Les paroles qu'il prononce à cette occasion sont de la plus haute importance. Son "Je vous ai compris. Je sais ce qui s'est passé ici..." est devenu historique. De Gaulle vient avant tout lancer un appel à la concorde et au retour au calme, afin de préparer la France à sortir du bourbier algérien, reléguer la IVe République au magasin des mauvais souvenirs et passer à cette Ve République qu'il a hâte de porter sur les fonds baptismaux. A ces différents titres, ce discours du 4 juin 1958 est un temps fort de l'histoire du XXe siècle.
Forum d'Alger, 4 juin 1958, 19 heures. Face à la foule algéroise, flanqué de Salan (à gauche) et de Soustelle (à droite), le général de Gaulle s'apprête à prononcer un discours clef. Il s'adresse à l'immense foule présente, mais aussi et il le sait, par médias interposés, à l'ensemble de la communauté française. De quelle arme dispose-t-il pour tenter de mettre fin à plusieurs mois de crise politique en France et de quinze jours de climat putschiste en Algérie ? De "l'ambiguïté de son discours". Il doit faire en sorte que "chaque camp projette ses espérances" au travers de ses mots.

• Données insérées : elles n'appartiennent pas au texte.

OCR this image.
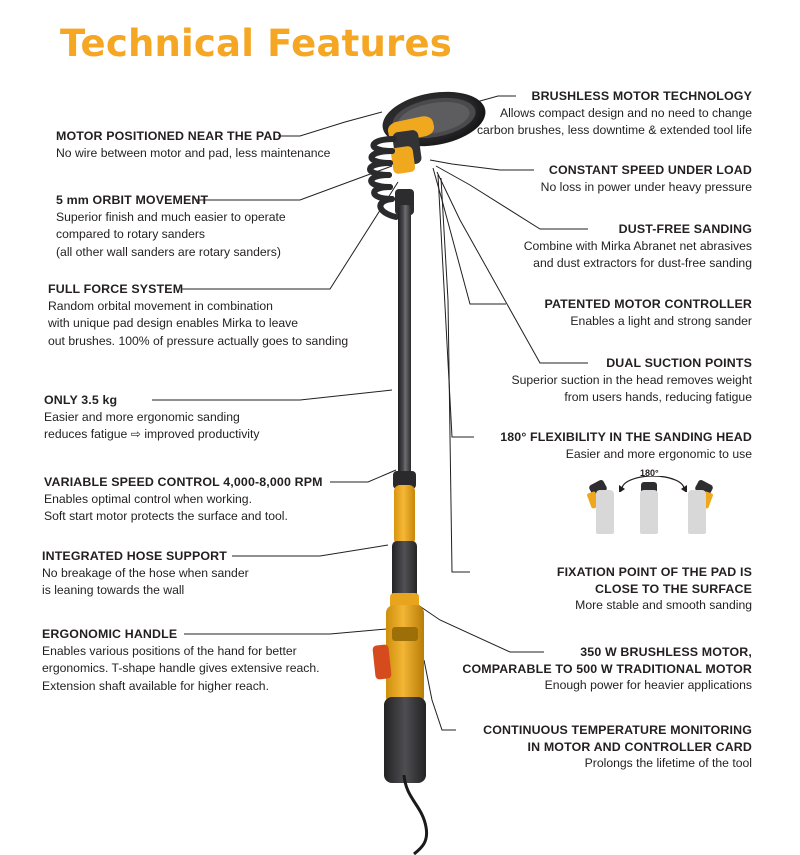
Technical Features
MOTOR POSITIONED NEAR THE PAD
No wire between motor and pad, less maintenance
5 mm ORBIT MOVEMENT
Superior finish and much easier to operate
compared to rotary sanders
(all other wall sanders are rotary sanders)
FULL FORCE SYSTEM
Random orbital movement in combination
with unique pad design enables Mirka to leave
out brushes. 100% of pressure actually goes to sanding
ONLY 3.5 kg
Easier and more ergonomic sanding
reduces fatigue ⇨ improved productivity
VARIABLE SPEED CONTROL 4,000-8,000 RPM
Enables optimal control when working.
Soft start motor protects the surface and tool.
INTEGRATED HOSE SUPPORT
No breakage of the hose when sander
is leaning towards the wall
ERGONOMIC HANDLE
Enables various positions of the hand for better
ergonomics. T-shape handle gives extensive reach.
Extension shaft available for higher reach.
BRUSHLESS MOTOR TECHNOLOGY
Allows compact design and no need to change
carbon brushes, less downtime & extended tool life
CONSTANT SPEED UNDER LOAD
No loss in power under heavy pressure
DUST-FREE SANDING
Combine with Mirka Abranet net abrasives
and dust extractors for dust-free sanding
PATENTED MOTOR CONTROLLER
Enables a light and strong sander
DUAL SUCTION POINTS
Superior suction in the head removes weight
from users hands, reducing fatigue
180° FLEXIBILITY IN THE SANDING HEAD
Easier and more ergonomic to use
FIXATION POINT OF THE PAD IS
CLOSE TO THE SURFACE
More stable and smooth sanding
350 W BRUSHLESS MOTOR,
COMPARABLE TO 500 W TRADITIONAL MOTOR
Enough power for heavier applications
CONTINUOUS TEMPERATURE MONITORING
IN MOTOR AND CONTROLLER CARD
Prolongs the lifetime of the tool
180°
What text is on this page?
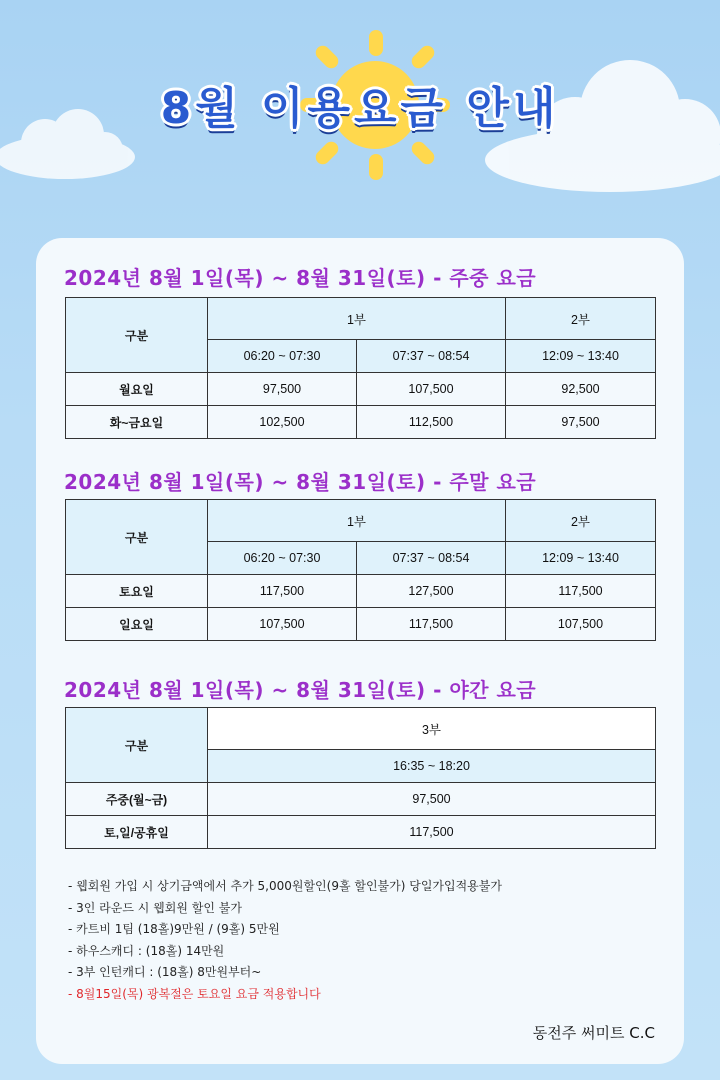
8월 이용요금 안내
2024년 8월 1일(목) ~ 8월 31일(토) - 주중 요금
구분	1부		2부
	06:20 ~ 07:30	07:37 ~ 08:54	12:09 ~ 13:40
월요일	97,500	107,500	92,500
화~금요일	102,500	112,500	97,500
2024년 8월 1일(목) ~ 8월 31일(토) - 주말 요금
구분	1부		2부
	06:20 ~ 07:30	07:37 ~ 08:54	12:09 ~ 13:40
토요일	117,500	127,500	117,500
일요일	107,500	117,500	107,500
2024년 8월 1일(목) ~ 8월 31일(토) - 야간 요금
구분	3부
	16:35 ~ 18:20
주중(월~금)	97,500
토,일/공휴일	117,500
- 웹회원 가입 시 상기금액에서 추가 5,000원할인(9홀 할인불가) 당일가입적용불가
- 3인 라운드 시 웹회원 할인 불가
- 카트비 1팀 (18홀)9만원 / (9홀) 5만원
- 하우스캐디 : (18홀) 14만원
- 3부 인턴캐디 : (18홀) 8만원부터~
- 8월15일(목) 광복절은 토요일 요금 적용합니다
동전주 써미트 C.C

Ainsi en va-t-il pour son fameux "Je vous ai compris". On ne discerne pas clairement à qui il s'adresse ni ce qu'il veut dire. Dans la même optique, l'interprétation de son introduction est à géométrie variable et il use d'un vocabulaire dans lequel chacun peut se reconnaître ("fraternité", "rénovation"). Il insiste sur l'égalité des droits entre Européens d'Algérie et musulmans("Il n'y a que des Français à part entière"). S'il rend hommage à la Grande Muette, il n'omet pas de prévenir les militaires : si l'armée se doit d'être "ardente", elle doit être "cohérente" et "disciplinée" (référence au soulèvement d'une partie de l'armée le 13 mai). Parallèlement, il souligne son respect du "courage" des combattants algériens. Mais jamais il ne cite un camp ou l'autre. Et il ne prononce pas l'expression "Algérie française", très attendue par les jusqu'au-boutistes.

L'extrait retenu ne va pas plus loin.